More on KentOnline
Gillingham manager Neil Harris is determined to drive up standards at the club as he looks to pick up the pieces from their relegation campaign.
Harris took charge of Gillingham’s last 18 games and despite improving their form, it wasn’t enough, as the club were relegated to League 2 on goal difference. He’s planning a summer clear-out of playing staff but every part of the club will be under scrutiny after a disastrous season.
The Gills went down after a 2-0 defeat to Rotherham and post-match Harris offered his players some words of truth. The team was relegated with just 40 points and only 35 league goals scored - the fewest in the division.
“I didn’t speak with anger, I just told them the truth,” he said. “Sometimes in life you need to be told the truth, and it is my responsibility as the manager that they need to know the truth and that goes for the staff as well.
“The staff I have inherited haven’t been good enough. Standards need to be better across the football club, it is not just about what the players do on the pitch for 90 minutes on a Saturday, it is about what happens during the week, it is about having the right people in the right jobs with roles and responsibilities and we have been miles off.”
Harris’ frustration was clear to see in his post-match interviews after Saturday’s game.
"To have a tactics board on my first day would have been nice," he told Sky Sports. "Minor details that people don’t see are major for football managers. The challenge was there, I accepted the challenge, I am emotionally invested in the challenge and that is why it hurts.
“I take responsibility for the football club - it has not been good enough. The whole football club has let its fans down this year. That will change when I am in charge.
“The balance of the squad, the fitness, the standards, it has been a disgrace and it has to change. The fans have been neglected."
Harris has already overhauled the recruitment policy at the club with the appointment of Nicky Shorey to head up that department.
The manager can now begin to mould a squad of his own making ready to challenge in League 2 next year.
Commenting on that challenge ahead, he told the press: “I can’t make promises about next year but what I can control today is to say that the standards and professionalism at the football club will be much better than what I have inherited, that will be a given.

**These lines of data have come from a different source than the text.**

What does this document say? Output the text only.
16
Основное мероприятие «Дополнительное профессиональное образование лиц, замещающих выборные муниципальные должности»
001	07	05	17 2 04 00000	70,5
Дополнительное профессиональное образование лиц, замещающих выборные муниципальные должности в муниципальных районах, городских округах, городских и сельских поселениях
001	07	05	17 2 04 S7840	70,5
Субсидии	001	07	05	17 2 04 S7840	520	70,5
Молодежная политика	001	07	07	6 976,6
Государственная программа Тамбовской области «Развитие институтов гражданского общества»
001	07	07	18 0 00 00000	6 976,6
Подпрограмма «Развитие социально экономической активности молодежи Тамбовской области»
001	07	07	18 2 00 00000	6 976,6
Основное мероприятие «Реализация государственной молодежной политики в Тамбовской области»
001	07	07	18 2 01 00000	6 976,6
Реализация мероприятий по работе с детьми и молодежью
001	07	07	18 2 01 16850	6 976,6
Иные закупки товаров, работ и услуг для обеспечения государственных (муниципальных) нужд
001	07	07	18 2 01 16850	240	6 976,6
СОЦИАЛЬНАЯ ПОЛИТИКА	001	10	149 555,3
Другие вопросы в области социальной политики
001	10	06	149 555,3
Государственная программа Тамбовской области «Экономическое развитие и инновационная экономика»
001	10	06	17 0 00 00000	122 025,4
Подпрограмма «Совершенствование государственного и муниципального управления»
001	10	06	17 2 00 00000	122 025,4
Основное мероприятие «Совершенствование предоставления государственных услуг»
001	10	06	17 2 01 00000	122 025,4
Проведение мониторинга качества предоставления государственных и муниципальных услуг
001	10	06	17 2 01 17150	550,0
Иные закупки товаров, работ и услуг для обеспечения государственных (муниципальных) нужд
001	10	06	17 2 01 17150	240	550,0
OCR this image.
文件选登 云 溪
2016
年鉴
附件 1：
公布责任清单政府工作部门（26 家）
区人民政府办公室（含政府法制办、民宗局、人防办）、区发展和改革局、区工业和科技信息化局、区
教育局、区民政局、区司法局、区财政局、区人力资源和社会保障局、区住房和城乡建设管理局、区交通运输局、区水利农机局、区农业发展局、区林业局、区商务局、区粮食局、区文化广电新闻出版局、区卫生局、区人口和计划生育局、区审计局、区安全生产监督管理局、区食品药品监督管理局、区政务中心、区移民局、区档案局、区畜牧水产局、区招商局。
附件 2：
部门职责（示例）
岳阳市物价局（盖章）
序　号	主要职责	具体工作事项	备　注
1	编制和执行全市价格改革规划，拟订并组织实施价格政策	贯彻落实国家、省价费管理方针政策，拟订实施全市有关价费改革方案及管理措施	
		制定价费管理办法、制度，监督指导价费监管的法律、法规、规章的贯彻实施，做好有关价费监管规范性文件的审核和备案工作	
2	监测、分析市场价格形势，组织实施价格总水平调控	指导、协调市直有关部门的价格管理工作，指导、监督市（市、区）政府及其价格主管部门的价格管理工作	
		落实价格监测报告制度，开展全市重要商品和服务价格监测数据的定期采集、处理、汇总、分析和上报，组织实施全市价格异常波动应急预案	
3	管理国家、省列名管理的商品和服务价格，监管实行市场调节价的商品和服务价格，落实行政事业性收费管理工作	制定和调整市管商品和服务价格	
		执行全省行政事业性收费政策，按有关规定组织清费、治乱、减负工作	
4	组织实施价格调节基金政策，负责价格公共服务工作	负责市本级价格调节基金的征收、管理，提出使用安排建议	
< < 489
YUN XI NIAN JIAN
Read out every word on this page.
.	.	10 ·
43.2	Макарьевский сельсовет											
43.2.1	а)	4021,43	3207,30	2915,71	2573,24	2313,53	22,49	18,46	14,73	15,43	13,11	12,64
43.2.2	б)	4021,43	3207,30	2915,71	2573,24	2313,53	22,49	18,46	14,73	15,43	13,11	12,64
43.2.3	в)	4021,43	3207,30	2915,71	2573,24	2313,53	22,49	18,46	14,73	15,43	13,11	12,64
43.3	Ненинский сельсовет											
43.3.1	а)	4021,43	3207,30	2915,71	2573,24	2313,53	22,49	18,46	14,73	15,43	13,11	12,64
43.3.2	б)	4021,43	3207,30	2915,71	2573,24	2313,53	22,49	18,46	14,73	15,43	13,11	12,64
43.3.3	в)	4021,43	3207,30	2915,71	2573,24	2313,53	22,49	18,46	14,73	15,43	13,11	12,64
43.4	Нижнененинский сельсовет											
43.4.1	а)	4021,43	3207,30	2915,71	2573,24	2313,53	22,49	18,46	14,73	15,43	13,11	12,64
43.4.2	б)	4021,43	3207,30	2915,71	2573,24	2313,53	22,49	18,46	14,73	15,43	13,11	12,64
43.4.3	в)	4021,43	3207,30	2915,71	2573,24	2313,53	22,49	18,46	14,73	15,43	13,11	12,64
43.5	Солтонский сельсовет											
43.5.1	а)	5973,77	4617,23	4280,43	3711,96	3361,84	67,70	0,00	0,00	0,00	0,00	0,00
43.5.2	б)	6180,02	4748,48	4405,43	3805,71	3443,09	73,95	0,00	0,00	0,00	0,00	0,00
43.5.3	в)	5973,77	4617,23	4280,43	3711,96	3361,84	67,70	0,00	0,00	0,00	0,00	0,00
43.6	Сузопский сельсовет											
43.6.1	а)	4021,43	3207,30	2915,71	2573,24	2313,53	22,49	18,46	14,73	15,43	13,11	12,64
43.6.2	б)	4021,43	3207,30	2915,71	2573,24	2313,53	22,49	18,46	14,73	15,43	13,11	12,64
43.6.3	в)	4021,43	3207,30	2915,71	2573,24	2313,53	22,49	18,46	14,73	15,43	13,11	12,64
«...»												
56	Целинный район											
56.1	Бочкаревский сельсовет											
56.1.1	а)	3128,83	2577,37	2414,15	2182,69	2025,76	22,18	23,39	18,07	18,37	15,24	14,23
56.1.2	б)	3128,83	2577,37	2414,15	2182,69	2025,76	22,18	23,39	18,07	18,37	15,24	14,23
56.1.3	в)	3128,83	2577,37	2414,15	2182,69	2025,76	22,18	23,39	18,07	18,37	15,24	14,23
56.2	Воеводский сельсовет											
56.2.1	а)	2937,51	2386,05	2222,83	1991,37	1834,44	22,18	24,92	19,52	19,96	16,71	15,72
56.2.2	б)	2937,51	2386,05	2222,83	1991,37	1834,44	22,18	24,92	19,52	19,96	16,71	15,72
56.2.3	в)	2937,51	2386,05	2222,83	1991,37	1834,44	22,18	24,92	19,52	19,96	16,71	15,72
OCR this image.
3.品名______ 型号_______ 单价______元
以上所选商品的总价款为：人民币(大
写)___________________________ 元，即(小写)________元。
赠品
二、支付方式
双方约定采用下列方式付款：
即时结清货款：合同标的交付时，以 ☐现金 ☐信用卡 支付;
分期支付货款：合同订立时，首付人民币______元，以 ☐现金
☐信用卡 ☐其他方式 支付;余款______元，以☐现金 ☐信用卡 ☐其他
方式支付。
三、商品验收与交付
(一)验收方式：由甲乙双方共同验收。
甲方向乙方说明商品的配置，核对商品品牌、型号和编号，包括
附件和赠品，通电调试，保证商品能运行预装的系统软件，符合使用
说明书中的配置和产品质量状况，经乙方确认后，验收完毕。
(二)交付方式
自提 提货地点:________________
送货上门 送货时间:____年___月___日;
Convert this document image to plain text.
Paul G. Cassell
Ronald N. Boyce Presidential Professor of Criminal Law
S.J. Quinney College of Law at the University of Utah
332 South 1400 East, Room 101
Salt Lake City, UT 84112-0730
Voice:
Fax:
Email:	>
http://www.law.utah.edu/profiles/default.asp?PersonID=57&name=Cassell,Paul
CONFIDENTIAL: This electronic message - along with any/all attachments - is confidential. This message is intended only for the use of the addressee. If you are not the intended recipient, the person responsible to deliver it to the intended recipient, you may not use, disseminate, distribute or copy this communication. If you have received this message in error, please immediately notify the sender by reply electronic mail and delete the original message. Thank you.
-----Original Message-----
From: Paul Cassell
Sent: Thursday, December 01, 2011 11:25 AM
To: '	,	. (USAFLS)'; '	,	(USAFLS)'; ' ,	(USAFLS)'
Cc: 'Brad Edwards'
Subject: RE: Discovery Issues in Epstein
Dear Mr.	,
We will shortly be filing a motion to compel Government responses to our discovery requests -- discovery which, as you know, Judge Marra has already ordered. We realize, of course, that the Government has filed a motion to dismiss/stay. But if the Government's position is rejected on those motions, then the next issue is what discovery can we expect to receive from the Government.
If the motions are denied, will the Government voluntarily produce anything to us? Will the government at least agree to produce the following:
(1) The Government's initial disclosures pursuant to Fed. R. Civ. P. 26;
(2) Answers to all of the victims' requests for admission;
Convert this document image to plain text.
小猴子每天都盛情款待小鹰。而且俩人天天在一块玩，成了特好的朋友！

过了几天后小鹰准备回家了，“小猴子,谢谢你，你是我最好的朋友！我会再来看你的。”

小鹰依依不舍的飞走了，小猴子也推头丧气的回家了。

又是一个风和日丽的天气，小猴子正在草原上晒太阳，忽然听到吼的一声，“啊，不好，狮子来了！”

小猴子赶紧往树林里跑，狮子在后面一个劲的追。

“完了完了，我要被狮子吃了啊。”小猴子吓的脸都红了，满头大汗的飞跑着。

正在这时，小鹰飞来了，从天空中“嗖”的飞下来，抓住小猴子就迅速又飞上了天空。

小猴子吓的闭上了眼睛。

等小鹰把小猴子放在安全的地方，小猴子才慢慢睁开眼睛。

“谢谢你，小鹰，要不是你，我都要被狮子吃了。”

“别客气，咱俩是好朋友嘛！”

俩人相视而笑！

“Changes of personnel in the squad? We have a huge overhaul of players and there is always an element of risk to that because you try recruit the players for the right reasons, it doesn’t mean you are going to get every one correct.
“There has to be learning curves in the football club, that if you don’t improve standards and you don’t drive forward, I talk about taking steps, if they don’t take the steps, the football club, that I want to take then we are not going to be successful next year, that is the challenge to the football club, we have to be better.
“I am all in, as you can tell, I enjoy it here, I think I have galvanised the football club and brought the terraces closer to the pitch, the fans stuck with the players again (on Saturday) because, let’s be honest, we haven’t got as good players as the teams we were playing against.
“We can’t just slope from one week to the next as we have done as a club, the standards next season will be miles better, I will have players with more professionalism, I will have leadership in my changing room, I will have more quality and have a right good go in League 2.”